На равнине колками стояли березы, роняя свое непрочное осеннее золото. По небу плыли облака, тяжелые, с серо-синими боками. Они уходили за горизонт, открывая светлое, выцветшее небо. Дорожная табличка известила: «Красный Холм». Селение стояло высоко на холме, сползая улицей с избами в сторону дороги. Поискала глазами, не видно ли на окрестных полях голубых цветков. Ведь здесь, говорила Светлана, разводят цикорные семена. И цветет цикорий до октября. Но цветов не было. Вокруг расстилалась дышащая теплом, живая пашня, да кое-где на стерне стояли стога и копны соломы, как древние хижины.
За одним из селений на огороде что-то жгли. Запах дыма наполнил автобус, всколыхнув глубинное, щемящее чувство тревоги далеких пожаров, бушевавших на этой до боли родной земле.

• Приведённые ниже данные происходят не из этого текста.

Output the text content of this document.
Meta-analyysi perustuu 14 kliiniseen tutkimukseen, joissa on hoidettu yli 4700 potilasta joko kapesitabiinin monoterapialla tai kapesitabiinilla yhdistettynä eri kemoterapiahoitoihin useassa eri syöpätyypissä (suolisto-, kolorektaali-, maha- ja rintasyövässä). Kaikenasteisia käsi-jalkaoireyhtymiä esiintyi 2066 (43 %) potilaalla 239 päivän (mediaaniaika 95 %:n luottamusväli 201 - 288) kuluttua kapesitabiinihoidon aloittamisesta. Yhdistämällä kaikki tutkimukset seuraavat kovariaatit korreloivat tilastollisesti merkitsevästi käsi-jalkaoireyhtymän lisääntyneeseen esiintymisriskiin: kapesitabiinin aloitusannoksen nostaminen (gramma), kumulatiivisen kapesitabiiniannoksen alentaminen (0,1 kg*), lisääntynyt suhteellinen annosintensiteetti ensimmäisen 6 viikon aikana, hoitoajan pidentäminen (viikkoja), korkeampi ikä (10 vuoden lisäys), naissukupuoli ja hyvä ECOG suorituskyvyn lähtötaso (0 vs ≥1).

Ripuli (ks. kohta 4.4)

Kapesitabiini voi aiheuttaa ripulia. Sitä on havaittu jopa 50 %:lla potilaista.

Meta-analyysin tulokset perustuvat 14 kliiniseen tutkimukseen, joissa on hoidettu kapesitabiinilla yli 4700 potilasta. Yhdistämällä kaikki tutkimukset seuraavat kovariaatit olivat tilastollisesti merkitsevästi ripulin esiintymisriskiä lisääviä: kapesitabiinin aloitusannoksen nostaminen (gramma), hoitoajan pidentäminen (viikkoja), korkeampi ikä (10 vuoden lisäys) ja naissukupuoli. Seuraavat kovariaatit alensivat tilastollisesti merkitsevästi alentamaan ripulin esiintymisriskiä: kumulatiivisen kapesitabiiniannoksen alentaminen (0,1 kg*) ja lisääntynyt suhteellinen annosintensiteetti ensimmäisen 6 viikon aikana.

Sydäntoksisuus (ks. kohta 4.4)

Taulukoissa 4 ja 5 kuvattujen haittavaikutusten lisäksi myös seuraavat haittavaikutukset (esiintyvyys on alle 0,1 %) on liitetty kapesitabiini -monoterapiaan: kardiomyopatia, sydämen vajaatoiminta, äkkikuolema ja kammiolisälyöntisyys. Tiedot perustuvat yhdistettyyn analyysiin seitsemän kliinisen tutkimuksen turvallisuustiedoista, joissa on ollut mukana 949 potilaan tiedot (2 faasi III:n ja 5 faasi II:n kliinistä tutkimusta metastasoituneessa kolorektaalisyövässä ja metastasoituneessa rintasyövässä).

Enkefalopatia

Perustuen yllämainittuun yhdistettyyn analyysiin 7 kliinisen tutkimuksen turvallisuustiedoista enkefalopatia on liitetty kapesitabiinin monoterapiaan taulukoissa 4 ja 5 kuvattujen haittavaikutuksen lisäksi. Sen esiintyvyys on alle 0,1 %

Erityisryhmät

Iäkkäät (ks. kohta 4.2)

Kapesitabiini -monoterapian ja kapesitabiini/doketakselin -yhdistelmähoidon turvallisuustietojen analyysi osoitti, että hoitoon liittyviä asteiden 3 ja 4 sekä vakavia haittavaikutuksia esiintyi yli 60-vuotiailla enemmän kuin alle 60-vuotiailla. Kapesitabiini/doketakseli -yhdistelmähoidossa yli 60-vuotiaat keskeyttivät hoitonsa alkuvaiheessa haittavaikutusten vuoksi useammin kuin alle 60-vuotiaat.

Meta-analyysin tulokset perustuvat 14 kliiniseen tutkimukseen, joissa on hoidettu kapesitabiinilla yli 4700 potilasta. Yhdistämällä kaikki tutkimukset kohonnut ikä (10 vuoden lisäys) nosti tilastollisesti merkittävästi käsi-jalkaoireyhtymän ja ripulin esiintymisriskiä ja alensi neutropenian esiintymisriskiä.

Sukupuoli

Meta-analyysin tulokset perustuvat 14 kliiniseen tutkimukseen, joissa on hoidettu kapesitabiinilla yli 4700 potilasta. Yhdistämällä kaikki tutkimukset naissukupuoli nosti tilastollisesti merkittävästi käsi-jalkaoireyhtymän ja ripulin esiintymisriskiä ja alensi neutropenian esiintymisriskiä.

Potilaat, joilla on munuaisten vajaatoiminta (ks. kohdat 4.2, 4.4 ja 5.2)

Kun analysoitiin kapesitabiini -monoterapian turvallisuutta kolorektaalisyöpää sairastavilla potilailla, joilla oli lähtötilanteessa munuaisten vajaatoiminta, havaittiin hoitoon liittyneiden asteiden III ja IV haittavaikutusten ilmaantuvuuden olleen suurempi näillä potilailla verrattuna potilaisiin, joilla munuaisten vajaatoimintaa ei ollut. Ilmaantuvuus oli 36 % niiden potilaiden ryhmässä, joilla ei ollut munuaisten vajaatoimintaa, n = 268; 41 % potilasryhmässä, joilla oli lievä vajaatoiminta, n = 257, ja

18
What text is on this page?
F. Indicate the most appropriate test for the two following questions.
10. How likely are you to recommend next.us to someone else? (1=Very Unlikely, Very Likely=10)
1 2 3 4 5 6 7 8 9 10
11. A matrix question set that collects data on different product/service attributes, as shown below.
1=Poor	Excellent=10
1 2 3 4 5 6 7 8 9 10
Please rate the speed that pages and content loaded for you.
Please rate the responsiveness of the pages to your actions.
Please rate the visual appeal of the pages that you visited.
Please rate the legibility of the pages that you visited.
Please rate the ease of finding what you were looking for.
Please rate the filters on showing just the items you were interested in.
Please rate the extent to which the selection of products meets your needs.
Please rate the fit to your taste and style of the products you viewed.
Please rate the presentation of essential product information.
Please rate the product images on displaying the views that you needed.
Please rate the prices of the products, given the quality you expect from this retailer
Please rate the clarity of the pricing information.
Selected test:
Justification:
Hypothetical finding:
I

Проплыла за окном стройная березовая роща старинного города Петровска, и вот уже Троицкая слобода, где стоит бревенчатый, в три окошка, дом Ивана Андреевича Макарова, подарившего мне на память гербы ярославских городов, Поискала взглядом, так хотелось увидеть его самого, храброго русского солдата. Но машина проскочила слободу и здание сельсовета, где он когда-то работал, был председателем. Мелькнул изменившийся силуэт Никитского монастыря. Недавно по неизвестной причине рухнули стены собора. Машина уже въехала в Переславль-Залесский с его древними храмами и валами, с Поклонной горы открылся простор Плещеева озера. И опять вокруг леса и пашни. Кое-где уже взошли зеленя. Начинался новый цикл жизни.